Rajeev Singh, the Chief Executive Officer of Accolade, Inc. (NASDAQ:ACCD), recently sold 381 shares of common stock at an average price of $3.432 per share, totaling approximately $1,307. The stock, currently trading near its 52-week low, has experienced significant volatility with a 71% decline year-to-date. According to InvestingPro analysis, the company appears undervalued at its current market capitalization of $257 million. This transaction was conducted to cover tax withholding obligations related to the vesting and settlement of Restricted Stock Units (RSUs), as detailed in a recent SEC filing. The sale was not a discretionary transaction but a mandatory action to satisfy tax obligations. Following this transaction, Singh holds 815,851 shares of Accolade's common stock directly. Additionally, Singh has indirect ownership of 651,619 shares through Avanti Holdings, LLC, where he is a partner with voting and investment power. InvestingPro subscribers can access 8 additional key insights and a comprehensive Pro Research Report about Accolade's financial health and market position.
In other recent news, Accolade Inc (NASDAQ:ACCD). has been in the spotlight following a series of adjustments to its financial outlook by prominent firms. Wells Fargo (NYSE:WFC) revised the price target for Accolade downwards to $6.00 while maintaining an Equal Weight rating, citing concerns over the timing of deal closures. Despite this, the firm suggested that the company's revenue targets for Fiscal Year 26 (FY26) are achievable with moderate growth in Annual Contract Value (ACV).
Accolade also reported a strong second quarter for 2025, surpassing revenue expectations with a total of $106.4 million and exceeding its adjusted EBITDA guidance. The company confirmed its fiscal year 2025 revenue guidance of $460 million to $475 million and projected a positive adjusted EBITDA of $15 million to $20 million.
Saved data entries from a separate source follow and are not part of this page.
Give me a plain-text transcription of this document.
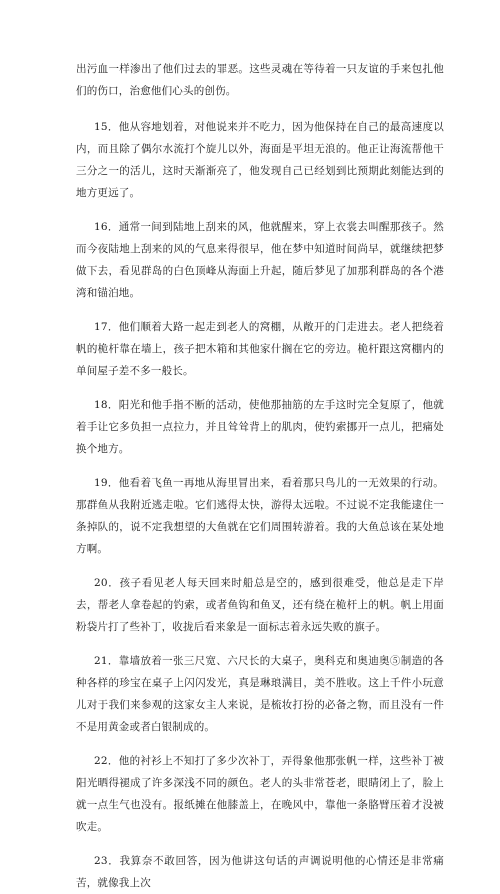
出污血一样渗出了他们过去的罪恶。这些灵魂在等待着一只友谊的手来包扎他们的伤口，治愈他们心头的创伤。

15．他从容地划着，对他说来并不吃力，因为他保持在自己的最高速度以内，而且除了偶尔水流打个旋儿以外，海面是平坦无浪的。他正让海流帮他干三分之一的活儿，这时天渐渐亮了，他发现自己已经划到比预期此刻能达到的地方更远了。

16．通常一间到陆地上刮来的风，他就醒来，穿上衣裳去叫醒那孩子。然而今夜陆地上刮来的风的气息来得很早，他在梦中知道时间尚早，就继续把梦做下去，看见群岛的白色顶峰从海面上升起，随后梦见了加那利群岛的各个港湾和锚泊地。

17．他们顺着大路一起走到老人的窝棚，从敞开的门走进去。老人把绕着帆的桅杆靠在墙上，孩子把木箱和其他家什搁在它的旁边。桅杆跟这窝棚内的单间屋子差不多一般长。

18．阳光和他手指不断的活动，使他那抽筋的左手这时完全复原了，他就着手让它多负担一点拉力，并且耸耸背上的肌肉，使钓索挪开一点儿，把痛处换个地方。

19．他看着飞鱼一再地从海里冒出来，看着那只鸟儿的一无效果的行动。那群鱼从我附近逃走啦。它们逃得太快，游得太远啦。不过说不定我能逮住一条掉队的，说不定我想望的大鱼就在它们周围转游着。我的大鱼总该在某处地方啊。

20．孩子看见老人每天回来时船总是空的，感到很难受，他总是走下岸去，帮老人拿卷起的钓索，或者鱼钩和鱼叉，还有绕在桅杆上的帆。帆上用面粉袋片打了些补丁，收拢后看来象是一面标志着永远失败的旗子。

21．靠墙放着一张三尺宽、六尺长的大桌子，奥科克和奥迪奥⑤制造的各种各样的珍宝在桌子上闪闪发光，真是琳琅满目，美不胜收。这上千件小玩意儿对于我们来参观的这家女主人来说，是梳妆打扮的必备之物，而且没有一件不是用黄金或者白银制成的。

22．他的衬衫上不知打了多少次补丁，弄得象他那张帆一样，这些补丁被阳光晒得褪成了许多深浅不同的颜色。老人的头非常苍老，眼睛闭上了，脸上就一点生气也没有。报纸摊在他膝盖上，在晚风中，靠他一条胳臂压着才没被吹走。

23．我算奈不敢回答，因为他讲这句话的声调说明他的心情还是非常痛苦，就像我上次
Analyst firms, including Stephens, Canaccord Genuity (TSX:CF), Truist Securities, and BofA Securities, have revised their price targets for Accolade, while maintaining Buy ratings. Stephens adjusted its model to reflect a 12% revenue growth for Accolade in fiscal years 2025 and 2026.
Despite the anticipation of slower revenue growth in fiscal year 2026 due to staggered launches, Accolade's management has expressed optimism about a strong pipeline diversified across employers, health plans, and government segments. This diversity, coupled with Accolade's competitive edge in the expert medical opinion (EMO) product market and successful management of marketing expenses, has been a notable development in the company's recent business dynamics.